Your more right than you know. I am Infantry with a Stryker brigade and our weapon systems are based on video game technology so that the “video game generation” will be able to come right in and be able to use our systems. It takes us months to learn the new programs and a 9 year old kid can crawl right in and use it off the bat. The “Joint Strike Fighter” is the latest fighter jet the US has adopted and already has announced that it will be the last fighter jet EVER TO BE MANNED. In 20 years when we start getting new Jets, they will all be UAV. Which I think is crap, because next they will be coming after my job as “Boots on the ground”.

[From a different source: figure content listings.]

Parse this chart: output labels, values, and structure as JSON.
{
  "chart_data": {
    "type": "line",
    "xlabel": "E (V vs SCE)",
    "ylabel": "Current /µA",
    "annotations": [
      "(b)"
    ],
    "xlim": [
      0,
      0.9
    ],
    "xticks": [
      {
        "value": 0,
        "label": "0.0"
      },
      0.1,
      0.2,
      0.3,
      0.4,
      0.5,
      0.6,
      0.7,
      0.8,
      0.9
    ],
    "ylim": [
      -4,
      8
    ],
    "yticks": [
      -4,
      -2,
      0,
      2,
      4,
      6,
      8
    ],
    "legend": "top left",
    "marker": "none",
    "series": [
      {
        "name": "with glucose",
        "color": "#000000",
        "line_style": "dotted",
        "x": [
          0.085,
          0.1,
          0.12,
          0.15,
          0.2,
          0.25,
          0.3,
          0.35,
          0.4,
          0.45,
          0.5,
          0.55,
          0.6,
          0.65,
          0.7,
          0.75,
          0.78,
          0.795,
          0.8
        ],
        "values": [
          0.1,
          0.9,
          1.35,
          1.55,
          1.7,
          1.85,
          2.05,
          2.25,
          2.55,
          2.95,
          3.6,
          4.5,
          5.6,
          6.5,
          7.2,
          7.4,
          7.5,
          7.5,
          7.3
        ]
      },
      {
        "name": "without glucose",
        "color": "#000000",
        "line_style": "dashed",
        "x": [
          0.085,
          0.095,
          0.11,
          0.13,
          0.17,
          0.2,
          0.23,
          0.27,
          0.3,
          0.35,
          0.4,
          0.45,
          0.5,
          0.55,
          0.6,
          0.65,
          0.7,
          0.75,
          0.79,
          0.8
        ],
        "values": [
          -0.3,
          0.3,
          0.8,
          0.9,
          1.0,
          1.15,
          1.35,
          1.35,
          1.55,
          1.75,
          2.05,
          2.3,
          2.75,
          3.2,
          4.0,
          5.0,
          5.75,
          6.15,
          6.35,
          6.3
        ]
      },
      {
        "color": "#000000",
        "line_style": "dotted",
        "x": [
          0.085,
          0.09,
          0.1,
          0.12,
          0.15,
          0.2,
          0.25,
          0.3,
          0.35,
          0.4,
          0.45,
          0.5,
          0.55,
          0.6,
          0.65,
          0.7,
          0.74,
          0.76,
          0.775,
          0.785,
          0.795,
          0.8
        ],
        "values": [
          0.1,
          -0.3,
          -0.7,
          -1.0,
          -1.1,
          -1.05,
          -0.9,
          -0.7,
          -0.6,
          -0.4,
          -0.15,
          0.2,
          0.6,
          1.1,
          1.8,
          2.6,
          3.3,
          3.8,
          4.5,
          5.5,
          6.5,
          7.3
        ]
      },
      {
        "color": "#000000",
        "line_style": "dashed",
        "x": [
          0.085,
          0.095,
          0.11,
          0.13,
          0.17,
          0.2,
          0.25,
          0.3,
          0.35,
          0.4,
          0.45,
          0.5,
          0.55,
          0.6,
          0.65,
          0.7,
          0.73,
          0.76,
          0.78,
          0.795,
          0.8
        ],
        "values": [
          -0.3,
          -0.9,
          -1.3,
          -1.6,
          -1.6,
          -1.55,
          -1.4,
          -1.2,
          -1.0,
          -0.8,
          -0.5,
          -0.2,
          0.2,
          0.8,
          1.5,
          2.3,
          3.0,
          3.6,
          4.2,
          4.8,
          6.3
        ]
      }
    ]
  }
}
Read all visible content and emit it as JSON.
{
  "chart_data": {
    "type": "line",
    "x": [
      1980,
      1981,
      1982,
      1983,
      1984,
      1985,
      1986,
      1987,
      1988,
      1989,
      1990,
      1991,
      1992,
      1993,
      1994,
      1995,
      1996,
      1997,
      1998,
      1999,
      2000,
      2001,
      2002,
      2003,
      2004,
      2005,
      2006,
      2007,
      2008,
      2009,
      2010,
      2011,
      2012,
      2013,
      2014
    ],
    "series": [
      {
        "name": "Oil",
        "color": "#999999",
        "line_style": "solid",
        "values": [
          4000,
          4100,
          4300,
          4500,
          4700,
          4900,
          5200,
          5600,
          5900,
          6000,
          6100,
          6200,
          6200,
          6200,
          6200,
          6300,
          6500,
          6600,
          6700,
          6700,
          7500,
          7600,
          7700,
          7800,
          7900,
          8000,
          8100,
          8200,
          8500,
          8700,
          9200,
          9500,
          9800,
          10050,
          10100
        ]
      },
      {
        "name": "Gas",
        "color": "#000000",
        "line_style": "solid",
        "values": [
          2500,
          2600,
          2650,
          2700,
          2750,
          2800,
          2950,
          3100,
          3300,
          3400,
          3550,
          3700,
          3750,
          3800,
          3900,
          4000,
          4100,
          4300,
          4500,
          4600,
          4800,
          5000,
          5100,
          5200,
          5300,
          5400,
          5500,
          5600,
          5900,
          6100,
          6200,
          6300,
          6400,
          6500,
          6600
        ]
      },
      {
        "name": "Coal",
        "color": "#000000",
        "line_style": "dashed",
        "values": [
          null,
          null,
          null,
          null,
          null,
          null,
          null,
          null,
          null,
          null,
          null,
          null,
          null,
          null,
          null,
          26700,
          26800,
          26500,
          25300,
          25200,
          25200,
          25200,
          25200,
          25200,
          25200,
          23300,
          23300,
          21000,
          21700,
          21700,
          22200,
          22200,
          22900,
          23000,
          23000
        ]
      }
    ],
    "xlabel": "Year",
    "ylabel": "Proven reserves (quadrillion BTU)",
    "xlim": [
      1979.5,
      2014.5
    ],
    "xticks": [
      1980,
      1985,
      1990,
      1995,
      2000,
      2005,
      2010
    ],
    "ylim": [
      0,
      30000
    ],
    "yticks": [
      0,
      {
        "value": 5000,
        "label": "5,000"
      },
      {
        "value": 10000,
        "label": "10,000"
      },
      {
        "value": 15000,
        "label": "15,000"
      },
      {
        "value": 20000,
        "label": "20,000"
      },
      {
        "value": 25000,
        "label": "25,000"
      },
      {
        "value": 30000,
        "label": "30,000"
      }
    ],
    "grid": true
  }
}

Could be, but the concept of intellectual property and data rights wasn’t fully explored until software and the internet really got under way, which happened more or less parallel with video games. Sure, there was TV, which falls under IP, but I don’t think people understood what that really meant until recent years when the ability to copy IP became so easy and widespread.

The internet is a huge change. I’m just lumping it in with video games because the gaming generation and the internet generation are more or less the same.

I believe it rules their lives because as soon as they come home from school they are playing until bed time, sometimes skipping dinner with their families. They don’t want to go outside and play because it’s hard and there are games to be played.

I don’t think this is every kid in the V.G.G. but a big part of them.

I think this here is the root of the issue. You’re pissed off that you’ve had such a short childhood and you’re pissed off at the kids you know because they’re acting like kids. Why can’t they be as unhappy as you? Why can’t they be made to slaughter their first doe at age 5 with just their bare hands and a rock? It built character for you, right?

Just let the kids be kids and be happy for them.

But anything can be an addiction. Sex, drinking, video games, anything. But they can also be enjoyed responsibly. Why rail against the object when it’s the addictive personality of the user that’s most likely to blame?

I agree with your point, and I am sure it will happen in every generation from now until kingdom come. But as I stated earlier, I don’t like change very much. Which is why I live in the woods.

On the (comparatively) narrow issue of IP, you could be right. But though the internet is a huge change, is it bigger than (say) electrification, or the automobile? You’re significantly underestimating the degree of change anyone alive has seen in their youth.

I see it as opposite from you. I do happen to know a kid exactly as you describe, my cousin who’s pretty developmentally stunted and has no ambitions other than to lock himself in his room and play video games.

However, I see him as the exception to the rule. I also don’t see games as being responsible for his behavior; his parents have done an exceptionally poor job of raising him correctly, instead choosing to let him do whatever he wants and acceding to all his wishes. He’s gotten lazy and entitled because of that. In the 50s and 60s, he’d probably lock himself in his room reading pulp comics or other books, or hang out at the movie theater, or some other sedentary activity. Video games are simply what kids (and plenty of adults) do for entertainment these days, and as always there are some that overindulge, but most have a better sense of responsibility than that.